More interesting ones may be:

  1. If there is --help in appArgs you will want to run as local to see the usage information immediately.
  2. For YARN deployment, yarn-cluster is appropriate especially if you are submitting to a remote cluster from IDE.
  3. For EC2 deployment, you can use spark-ec2 script to figure out the correct address of Spark master. See sbt-assembly-on-ec2 for an example.

Default Properties File

sparkSubmitPropertiesFile specifies the default properties file to use if --properties-file is not already supplied.

This can be especially useful for YARN deployment by pointing the Spark assembly to a JAR on HDFS via spark.yarn.jar property so as to avoid the overhead of uploading Spark assembly jar every time application is submitted. See sbt-assembly-on-ec2 for an example.

Other interesting settings include driver/executor memory/cores, RDD compression/serialization and etc.


sparkSubmitClassPath sets the classpath to use for Spark application deployment. Currently this is only relevant for YARN deployment as I couldn't get yarn-site.xml correctly picked up even when HADOOP_CONF_DIR is properly set. In this case, you can add:

sparkSubmitClasspath := {
  new File(sys.env.getOrElse("HADOOP_CONF_DIR", "")) +:
    data((fullClasspath in Compile).value)

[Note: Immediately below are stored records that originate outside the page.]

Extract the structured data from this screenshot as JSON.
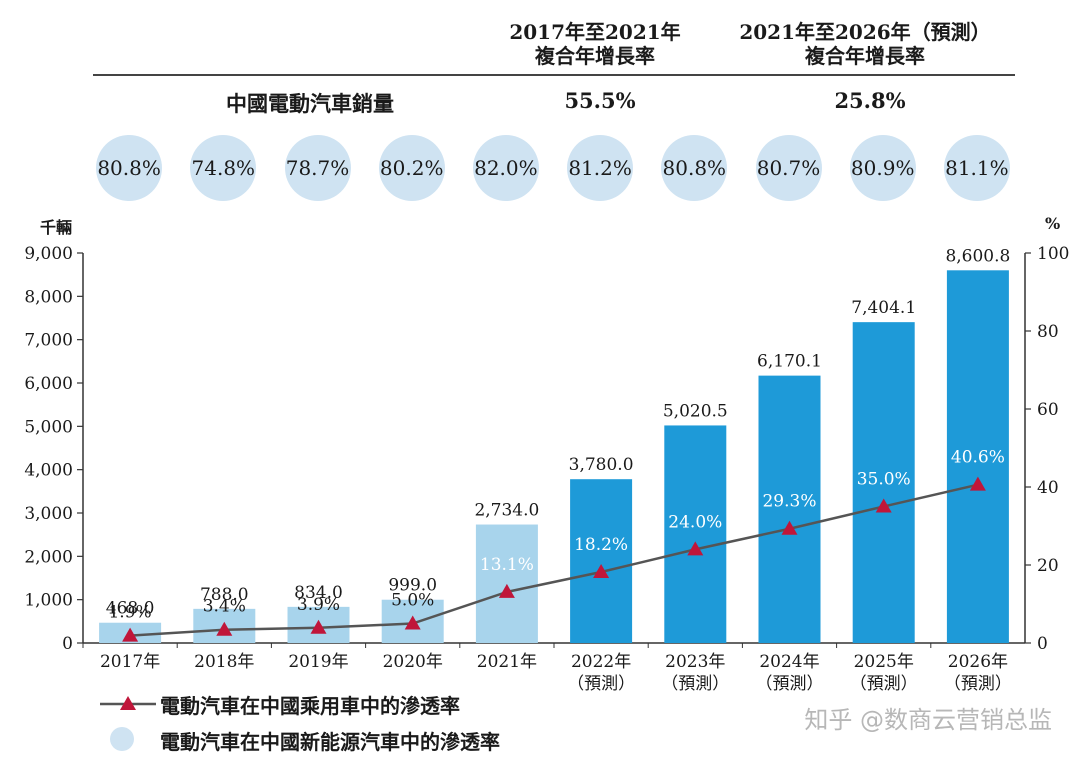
{
  "header": {
    "col1_line1": "2017年至2021年",
    "col1_line2": "複合年增長率",
    "col2_line1": "2021年至2026年（預測）",
    "col2_line2": "複合年增長率",
    "row_label": "中國電動汽車銷量",
    "row_val1": "55.5%",
    "row_val2": "25.8%"
  },
  "bubbles": [
    "80.8%",
    "74.8%",
    "78.7%",
    "80.2%",
    "82.0%",
    "81.2%",
    "80.8%",
    "80.7%",
    "80.9%",
    "81.1%"
  ],
  "units": {
    "left": "千輛",
    "right": "%"
  },
  "legend": {
    "line_label": "電動汽車在中國乘用車中的滲透率",
    "bubble_label": "電動汽車在中國新能源汽車中的滲透率"
  },
  "watermark": "知乎 @数商云营销总监",
  "colors": {
    "light_bar": "#a8d4ec",
    "dark_bar": "#1e9ad8",
    "line": "#555555",
    "marker": "#c0163a",
    "bubble": "#cfe3f2"
  },
  "chart_data": {
    "type": "bar",
    "categories": [
      "2017年",
      "2018年",
      "2019年",
      "2020年",
      "2021年",
      "2022年",
      "2023年",
      "2024年",
      "2025年",
      "2026年"
    ],
    "category_sublabels": [
      "",
      "",
      "",
      "",
      "",
      "（預測）",
      "（預測）",
      "（預測）",
      "（預測）",
      "（預測）"
    ],
    "series": [
      {
        "name": "中國電動汽車銷量",
        "axis": "left",
        "values": [
          468.0,
          788.0,
          834.0,
          999.0,
          2734.0,
          3780.0,
          5020.5,
          6170.1,
          7404.1,
          8600.8
        ],
        "labels": [
          "468.0",
          "788.0",
          "834.0",
          "999.0",
          "2,734.0",
          "3,780.0",
          "5,020.5",
          "6,170.1",
          "7,404.1",
          "8,600.8"
        ]
      },
      {
        "name": "電動汽車在中國乘用車中的滲透率",
        "axis": "right",
        "type": "line",
        "values": [
          1.9,
          3.4,
          3.9,
          5.0,
          13.1,
          18.2,
          24.0,
          29.3,
          35.0,
          40.6
        ],
        "labels": [
          "1.9%",
          "3.4%",
          "3.9%",
          "5.0%",
          "13.1%",
          "18.2%",
          "24.0%",
          "29.3%",
          "35.0%",
          "40.6%"
        ]
      }
    ],
    "ylim_left": [
      0,
      9000
    ],
    "yticks_left": [
      "0",
      "1,000",
      "2,000",
      "3,000",
      "4,000",
      "5,000",
      "6,000",
      "7,000",
      "8,000",
      "9,000"
    ],
    "ylim_right": [
      0,
      100
    ],
    "yticks_right": [
      "0",
      "20",
      "40",
      "60",
      "80",
      "100"
    ],
    "ylabel_left": "千輛",
    "ylabel_right": "%"
  }
}
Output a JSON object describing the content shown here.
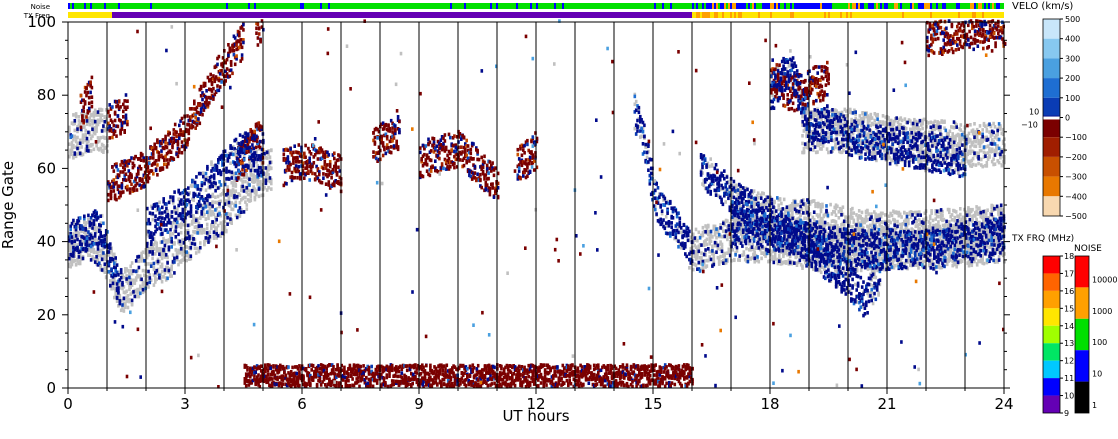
{
  "chart_data": {
    "type": "heatmap",
    "xlabel": "UT hours",
    "ylabel": "Range Gate",
    "xlim": [
      0,
      24
    ],
    "ylim": [
      0,
      100
    ],
    "x_ticks": [
      "0",
      "3",
      "6",
      "9",
      "12",
      "15",
      "18",
      "21",
      "24"
    ],
    "y_ticks": [
      "0",
      "20",
      "40",
      "60",
      "80",
      "100"
    ],
    "strips": {
      "noise_label": "Noise",
      "txfreq_label": "TX Freq"
    },
    "legends": {
      "velocity": {
        "title": "VELO (km/s)",
        "ticks": [
          "500",
          "400",
          "300",
          "200",
          "100",
          "0",
          "−100",
          "−200",
          "−300",
          "−400",
          "−500"
        ],
        "zero_band_labels": [
          "10",
          "−10"
        ],
        "colors": [
          "#c8e6fa",
          "#87c8f0",
          "#4aa0e0",
          "#1e6ed2",
          "#0a3cb4",
          "#000a8c",
          "#7a0000",
          "#a01e00",
          "#c85000",
          "#e87800",
          "#f0a050",
          "#f8d8b0"
        ]
      },
      "txfreq": {
        "title": "TX FRQ (MHz)",
        "ticks": [
          "18",
          "17",
          "16",
          "15",
          "14",
          "13",
          "12",
          "11",
          "10",
          "9"
        ],
        "colors": [
          "#ff0000",
          "#ff6400",
          "#ffa000",
          "#ffe600",
          "#a0ff00",
          "#00e664",
          "#00c8ff",
          "#0000ff",
          "#6400b4",
          "#000000"
        ]
      },
      "noise": {
        "title": "NOISE",
        "ticks": [
          "10000",
          "1000",
          "100",
          "10",
          "1"
        ],
        "colors": [
          "#ff0000",
          "#ffa000",
          "#00e000",
          "#0000ff",
          "#000000"
        ]
      }
    },
    "ground_scatter_color": "#c0c0c0",
    "series": [
      {
        "type": "ground_scatter",
        "points": [
          [
            0.0,
            38
          ],
          [
            0.5,
            41
          ],
          [
            1.0,
            35
          ],
          [
            1.3,
            26
          ],
          [
            1.6,
            28
          ],
          [
            2.0,
            33
          ],
          [
            2.5,
            35
          ],
          [
            3.0,
            40
          ],
          [
            3.5,
            44
          ],
          [
            4.0,
            48
          ],
          [
            4.5,
            54
          ],
          [
            5.0,
            58
          ],
          [
            5.2,
            60
          ]
        ]
      },
      {
        "type": "ground_scatter",
        "points": [
          [
            0.0,
            68
          ],
          [
            0.5,
            70
          ],
          [
            1.0,
            70
          ]
        ]
      },
      {
        "type": "ground_scatter",
        "points": [
          [
            16.0,
            37
          ],
          [
            17.0,
            40
          ],
          [
            18.0,
            40
          ],
          [
            19.0,
            38
          ],
          [
            20.0,
            37
          ],
          [
            21.0,
            38
          ],
          [
            22.0,
            38
          ],
          [
            23.0,
            39
          ],
          [
            24.0,
            40
          ]
        ]
      },
      {
        "type": "ground_scatter",
        "points": [
          [
            18.8,
            70
          ],
          [
            20.0,
            70
          ],
          [
            21.0,
            68
          ],
          [
            22.0,
            67
          ],
          [
            23.0,
            66
          ],
          [
            24.0,
            66
          ]
        ]
      },
      {
        "type": "ground_scatter",
        "points": [
          [
            17.0,
            50
          ],
          [
            18.0,
            46
          ],
          [
            19.0,
            45
          ],
          [
            20.0,
            43
          ],
          [
            21.0,
            42
          ],
          [
            22.0,
            42
          ],
          [
            23.0,
            43
          ],
          [
            24.0,
            44
          ]
        ]
      },
      {
        "type": "negative_velocity",
        "points": [
          [
            1.0,
            55
          ],
          [
            2.0,
            60
          ],
          [
            3.0,
            70
          ],
          [
            3.5,
            80
          ],
          [
            4.0,
            88
          ],
          [
            4.5,
            95
          ]
        ]
      },
      {
        "type": "negative_velocity",
        "points": [
          [
            1.0,
            72
          ],
          [
            1.5,
            75
          ]
        ]
      },
      {
        "type": "negative_velocity",
        "points": [
          [
            5.5,
            60
          ],
          [
            6.0,
            62
          ],
          [
            6.5,
            60
          ],
          [
            7.0,
            58
          ]
        ]
      },
      {
        "type": "negative_velocity",
        "points": [
          [
            9.0,
            62
          ],
          [
            10.0,
            65
          ],
          [
            10.5,
            60
          ],
          [
            11.0,
            55
          ]
        ]
      },
      {
        "type": "negative_velocity",
        "points": [
          [
            11.5,
            60
          ],
          [
            12.0,
            65
          ]
        ]
      },
      {
        "type": "negative_velocity",
        "points": [
          [
            7.8,
            66
          ],
          [
            8.5,
            70
          ]
        ]
      },
      {
        "type": "negative_velocity",
        "points": [
          [
            4.3,
            60
          ],
          [
            4.8,
            68
          ],
          [
            5.0,
            65
          ]
        ]
      },
      {
        "type": "negative_velocity",
        "points": [
          [
            4.8,
            98
          ],
          [
            5.0,
            100
          ]
        ]
      },
      {
        "type": "negative_velocity",
        "points": [
          [
            0.3,
            75
          ],
          [
            0.6,
            80
          ]
        ]
      },
      {
        "type": "negative_velocity",
        "points": [
          [
            18.0,
            85
          ],
          [
            18.5,
            80
          ],
          [
            19.5,
            84
          ]
        ]
      },
      {
        "type": "negative_velocity",
        "points": [
          [
            22.0,
            95
          ],
          [
            23.0,
            97
          ],
          [
            24.0,
            98
          ]
        ]
      },
      {
        "type": "positive_velocity",
        "points": [
          [
            0.0,
            40
          ],
          [
            0.8,
            44
          ],
          [
            1.3,
            26
          ]
        ]
      },
      {
        "type": "positive_velocity",
        "points": [
          [
            2.0,
            44
          ],
          [
            3.0,
            50
          ],
          [
            3.5,
            55
          ],
          [
            4.0,
            60
          ],
          [
            4.5,
            65
          ],
          [
            5.0,
            63
          ]
        ]
      },
      {
        "type": "positive_velocity",
        "points": [
          [
            14.5,
            75
          ],
          [
            14.8,
            65
          ],
          [
            15.0,
            52
          ],
          [
            15.2,
            48
          ],
          [
            15.5,
            45
          ],
          [
            15.8,
            40
          ],
          [
            16.0,
            35
          ]
        ]
      },
      {
        "type": "positive_velocity",
        "points": [
          [
            16.2,
            60
          ],
          [
            17.0,
            52
          ],
          [
            18.0,
            45
          ],
          [
            19.0,
            38
          ],
          [
            20.0,
            29
          ],
          [
            20.4,
            24
          ],
          [
            20.8,
            30
          ]
        ]
      },
      {
        "type": "positive_velocity",
        "points": [
          [
            17.0,
            45
          ],
          [
            18.0,
            42
          ],
          [
            19.0,
            40
          ],
          [
            20.0,
            38
          ],
          [
            21.0,
            37
          ],
          [
            22.0,
            38
          ],
          [
            23.0,
            40
          ],
          [
            24.0,
            42
          ]
        ]
      },
      {
        "type": "positive_velocity",
        "points": [
          [
            18.0,
            80
          ],
          [
            18.5,
            88
          ],
          [
            19.0,
            70
          ],
          [
            19.5,
            72
          ],
          [
            20.0,
            68
          ],
          [
            21.0,
            66
          ],
          [
            22.0,
            64
          ],
          [
            23.0,
            62
          ]
        ]
      },
      {
        "type": "near_range_scatter",
        "points": [
          [
            4.5,
            2
          ],
          [
            8.0,
            3
          ],
          [
            10.0,
            4
          ],
          [
            12.0,
            3
          ],
          [
            14.0,
            3
          ],
          [
            16.0,
            2
          ]
        ]
      }
    ]
  }
}
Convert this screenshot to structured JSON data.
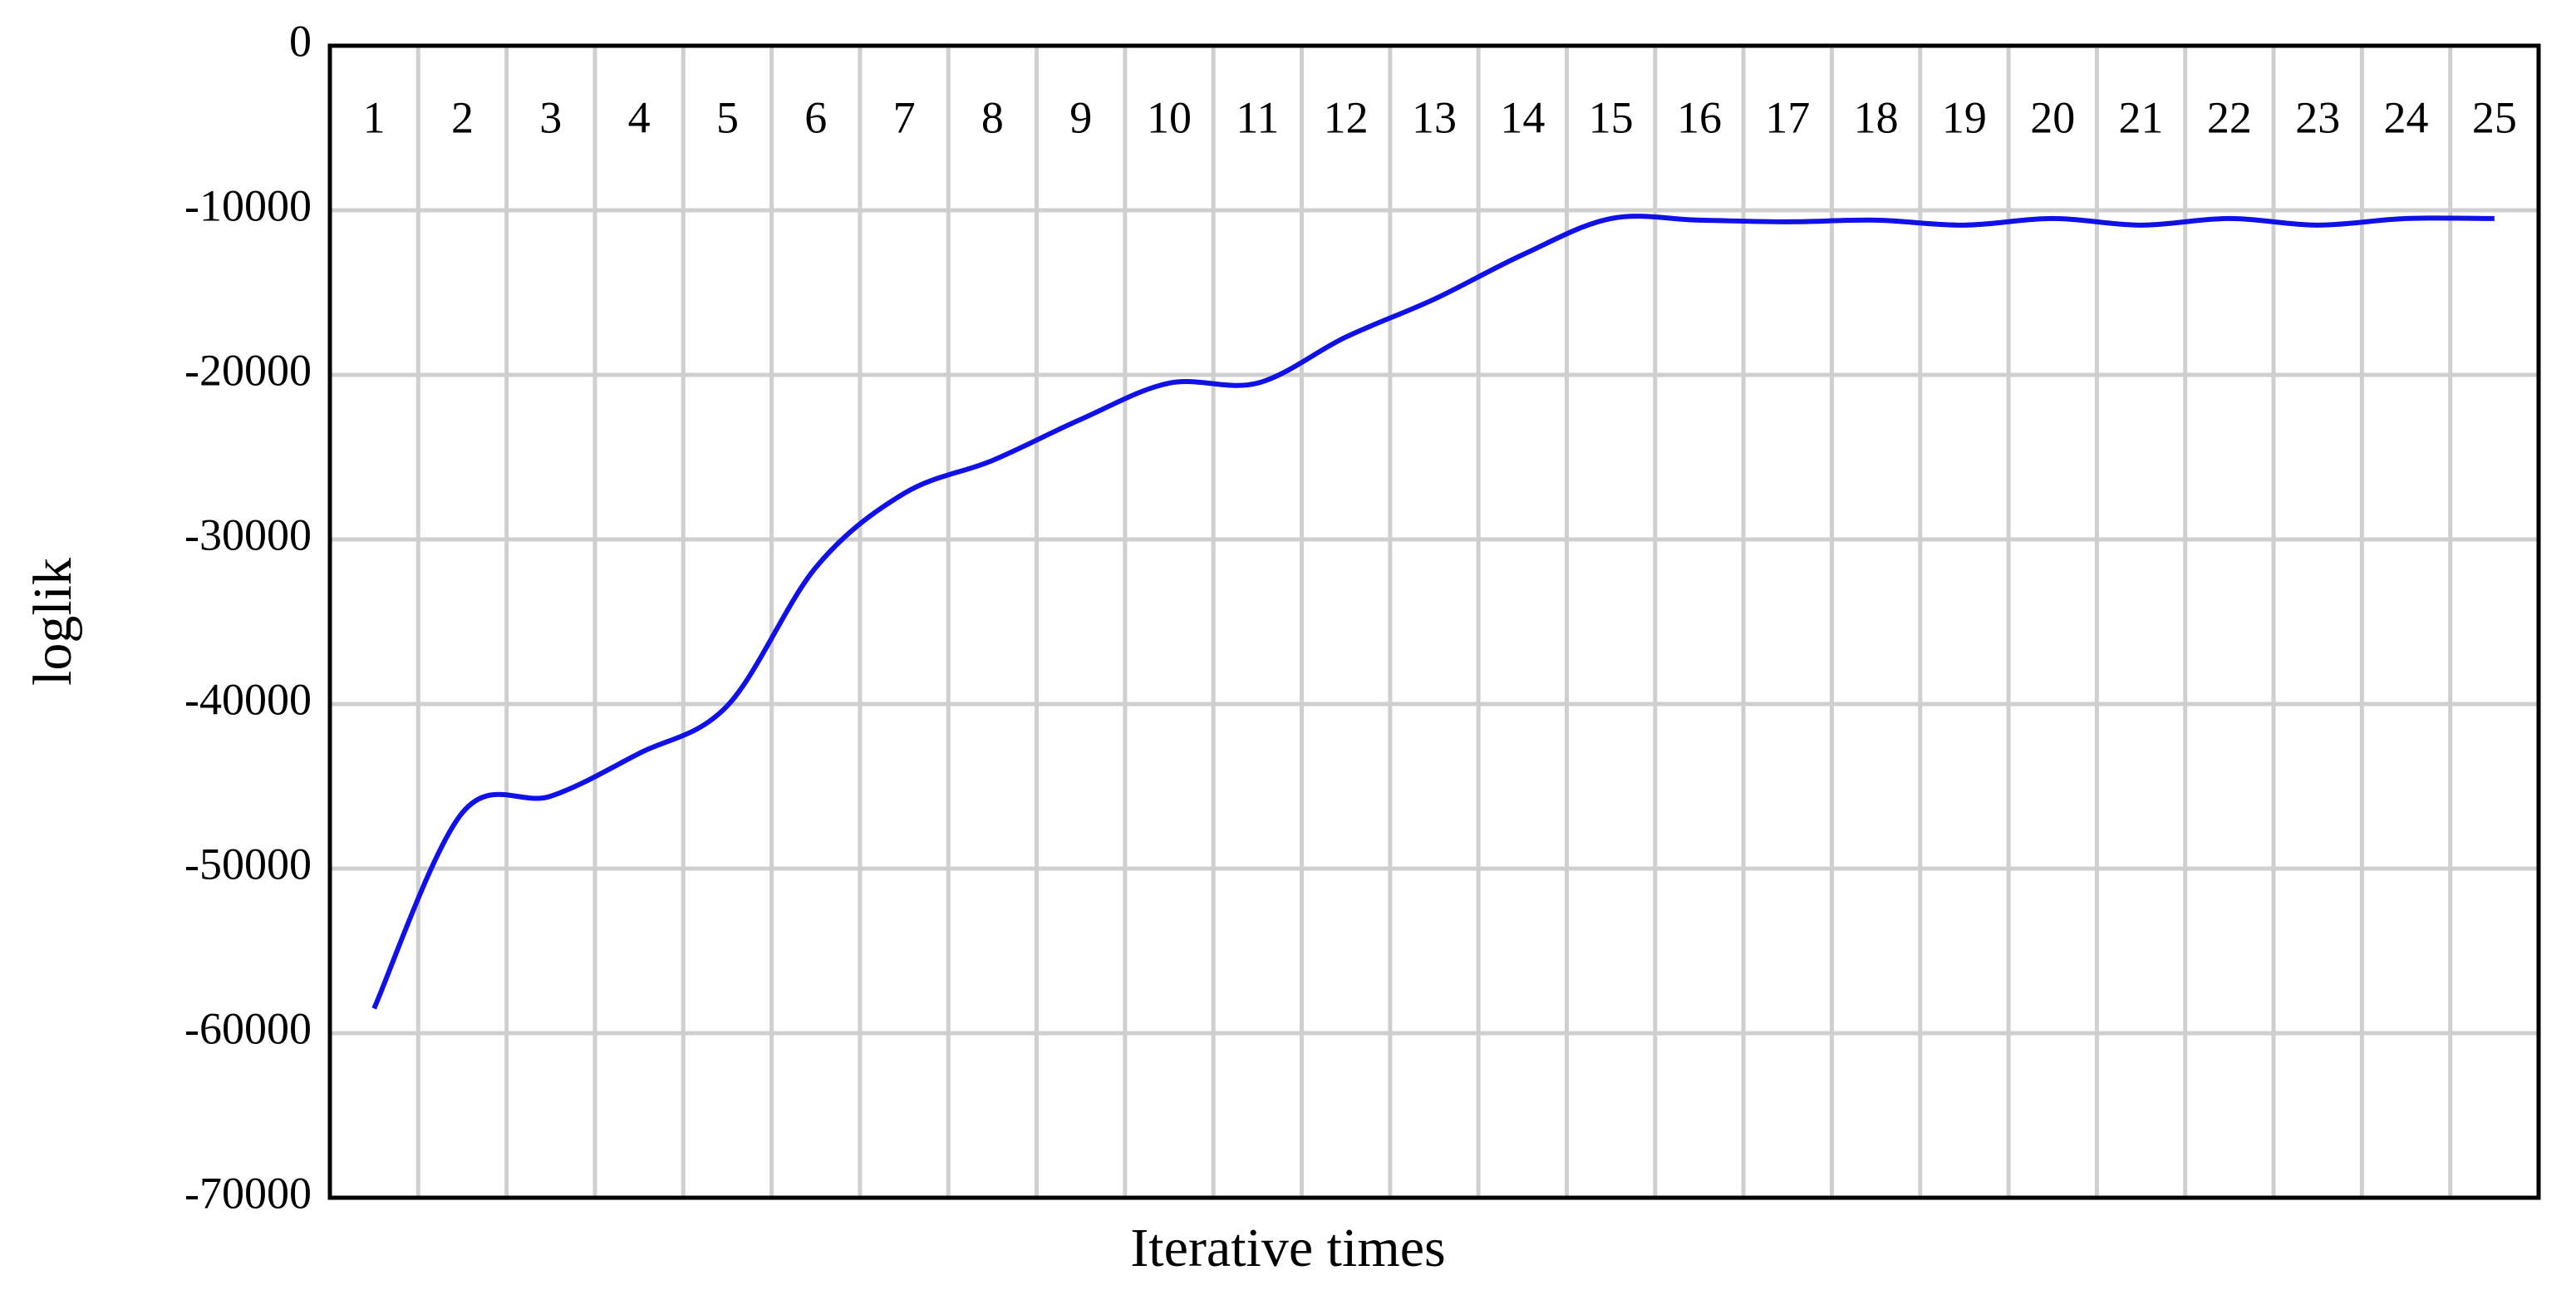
{
  "chart_data": {
    "type": "line",
    "x_label": "Iterative times",
    "y_label": "loglik",
    "categories": [
      "1",
      "2",
      "3",
      "4",
      "5",
      "6",
      "7",
      "8",
      "9",
      "10",
      "11",
      "12",
      "13",
      "14",
      "15",
      "16",
      "17",
      "18",
      "19",
      "20",
      "21",
      "22",
      "23",
      "24",
      "25"
    ],
    "series": [
      {
        "name": "loglik",
        "color": "#1010e8",
        "values": [
          -58500,
          -46600,
          -45600,
          -43000,
          -40100,
          -31700,
          -27200,
          -25200,
          -22700,
          -20500,
          -20500,
          -17700,
          -15400,
          -12700,
          -10500,
          -10600,
          -10700,
          -10600,
          -10900,
          -10500,
          -10900,
          -10500,
          -10900,
          -10500,
          -10500
        ]
      }
    ],
    "ylim": [
      -70000,
      0
    ],
    "yticks": [
      -70000,
      -60000,
      -50000,
      -40000,
      -30000,
      -20000,
      -10000,
      0
    ],
    "grid": true
  }
}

Note: This is already automatically injected once you enablePlugins(SparkSubmitYARN)

SparkSubmit inputKey

sparkSubmit is a generic inputKey and we will show you how to define additional tasks that have different default behavior in terms of parameters. As for the inputKey itself, it parses space delimited arguments. If -- is present, the former part gets appended to sparkSubmitSparkArgs and the latter part gets appended to sparkSubmitAppArgs. If -- is missing, then all arguments are assumed to be application arguments.

If --master is missing in sparkSubmitSparkArgs, then sparkSubmitMaster is used to assign a default application master.

If --properties-file is missing in sparkSubmitSparkArgs and sparkSubmitPropertiesFile is not None, then it will be included.

Finally it runs the Spark application deploy process using the specified Classpath and specified JAR with above mentioned arguments.